Simulation der Arte-Dokumentation »Unter Wasser« zeigt drohende Gefahr für New York
Quelle: Arte France / © Georama TV©

Urban.21 | Klima 2019/2039

Land unter: Metropolen in Gefahr?

Erderwärmung und steigende Pegel bedrohen Megacitys

New York, Istanbul, Singapur. Aber auch London, Paris, Amsterdam. Viele Metropolen weltweit liegen am Wasser. Wie die beeindruckende Arte-Dokumentation »Unter Wasser: Megacitys in Gefahr« zeigt, könnten für sie die Erderwärmung und steigende Pegel bald schon mehr sein als ein abstraktes Klima-Problem in ferner Zukunft. Gefahr droht diesen Städten von mehreren Seiten. Schon heute setzen durch den Klimawandel mit ausgelöste Flutwellen, Hurrikans oder Überschwemmungen Städte wie New York, Bangkok oder New Orleans unter Druck oder zuweilen tatsächlich unter Wasser. Da aber viele dieser Städte zugleich auch noch absinken, weil durch Erosion, abgesogenes Wasser oder »Bodenverflüssigungen« an Meeren und Flüssen der Boden nachgibt und rundum die Pegel steigen, wächst der Druck durch die Naturkatastrophen noch weiter. Manche Experten glauben bereits, dass der Mensch diese Metropolen irgendwann wird verlassen müssen, sofern er nicht rechtzeitig gegensteuert.

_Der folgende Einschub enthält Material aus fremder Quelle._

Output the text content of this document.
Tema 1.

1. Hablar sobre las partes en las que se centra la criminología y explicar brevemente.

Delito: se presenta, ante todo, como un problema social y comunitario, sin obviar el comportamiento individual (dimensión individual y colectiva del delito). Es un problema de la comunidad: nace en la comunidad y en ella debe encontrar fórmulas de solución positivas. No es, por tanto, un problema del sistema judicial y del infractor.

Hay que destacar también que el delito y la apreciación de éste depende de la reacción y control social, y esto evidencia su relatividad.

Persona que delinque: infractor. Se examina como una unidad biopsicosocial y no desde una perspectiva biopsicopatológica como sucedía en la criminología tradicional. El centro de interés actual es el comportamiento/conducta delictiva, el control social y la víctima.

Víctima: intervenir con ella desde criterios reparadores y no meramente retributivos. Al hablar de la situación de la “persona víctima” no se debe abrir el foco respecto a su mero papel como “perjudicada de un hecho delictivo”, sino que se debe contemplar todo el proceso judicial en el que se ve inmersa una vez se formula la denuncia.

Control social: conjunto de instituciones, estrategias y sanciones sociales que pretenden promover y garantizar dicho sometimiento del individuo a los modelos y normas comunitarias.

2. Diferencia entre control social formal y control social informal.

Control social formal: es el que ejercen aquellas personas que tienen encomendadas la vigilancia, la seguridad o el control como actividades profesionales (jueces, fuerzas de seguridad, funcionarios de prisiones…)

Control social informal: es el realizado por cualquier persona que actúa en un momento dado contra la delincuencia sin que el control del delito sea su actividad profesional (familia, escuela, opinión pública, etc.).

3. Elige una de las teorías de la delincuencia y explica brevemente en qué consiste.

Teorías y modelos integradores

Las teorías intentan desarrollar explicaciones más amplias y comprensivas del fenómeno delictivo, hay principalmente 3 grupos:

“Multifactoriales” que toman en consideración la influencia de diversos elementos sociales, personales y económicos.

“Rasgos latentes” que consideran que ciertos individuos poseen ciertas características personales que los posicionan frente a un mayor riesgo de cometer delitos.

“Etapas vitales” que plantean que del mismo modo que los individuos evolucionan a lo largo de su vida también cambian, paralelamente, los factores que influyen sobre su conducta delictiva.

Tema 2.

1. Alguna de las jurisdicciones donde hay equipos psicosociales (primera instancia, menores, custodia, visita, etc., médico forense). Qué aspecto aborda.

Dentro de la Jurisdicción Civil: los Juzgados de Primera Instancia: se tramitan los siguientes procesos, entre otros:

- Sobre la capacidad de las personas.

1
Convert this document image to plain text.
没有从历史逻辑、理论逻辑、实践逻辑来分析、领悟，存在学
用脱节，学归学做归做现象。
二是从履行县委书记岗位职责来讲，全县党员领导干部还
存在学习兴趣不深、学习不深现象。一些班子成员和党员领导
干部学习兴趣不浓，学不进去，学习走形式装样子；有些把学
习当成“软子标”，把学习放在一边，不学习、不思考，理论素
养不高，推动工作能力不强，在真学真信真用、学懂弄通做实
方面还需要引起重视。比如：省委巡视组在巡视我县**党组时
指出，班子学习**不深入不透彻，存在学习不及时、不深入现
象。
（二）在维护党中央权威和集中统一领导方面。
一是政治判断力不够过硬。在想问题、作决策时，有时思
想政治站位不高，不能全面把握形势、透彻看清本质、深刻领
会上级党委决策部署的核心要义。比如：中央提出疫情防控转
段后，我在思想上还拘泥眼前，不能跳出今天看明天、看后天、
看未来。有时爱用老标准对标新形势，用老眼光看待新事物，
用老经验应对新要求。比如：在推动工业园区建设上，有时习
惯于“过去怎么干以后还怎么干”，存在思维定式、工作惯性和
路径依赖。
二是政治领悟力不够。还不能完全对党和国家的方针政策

Wie dramatisch die Situation werden könnte, hat vor einiger Zeit auch der Fernsehsender euronews gemeinsam mit der Organisation Climate Central in drastischen Simulationen dargestellt. Sie zeigen Metropolen bei einer Erderwärmung um zwei beziehungsweise um vier Grad. Während London (> Simulation) und Shanghai (> Simulation) bereits bei plus zwei Grad langsam zu Seenplatten mutieren und in New York (> Simulation) ab vier Grad der Broadway zum Canale Grande wird, könnte sich das südafrikanische Durban (> Simulation) dann allerdings bereits in Atlantis umbenennen. Doch das Problem betrifft nicht nur ferne Metropolen. Das Recherchekollektiv correctiv hatte kürzlich anhand von Daten der Wasser- und Schifffahrtsverwaltungen aus den letzten Jahrzehnten berichtet, dass der Meeresspiegel der Nordsee dort messbar steige und dass ein guter Teil dessen auf die Klimaerwärmung zurückgehe. Und dass der Trend zunehme. Stieg im 20. Jahrhundert das Meer offenbar bestenfalls alle drei Jahre um einen Zentimeter, so braucht es dafür heute noch gut zwei Jahre. Ende des Jahrhunderts sollen die Pegel aktuell einen halben Meter höher stehen als heute … (vss.).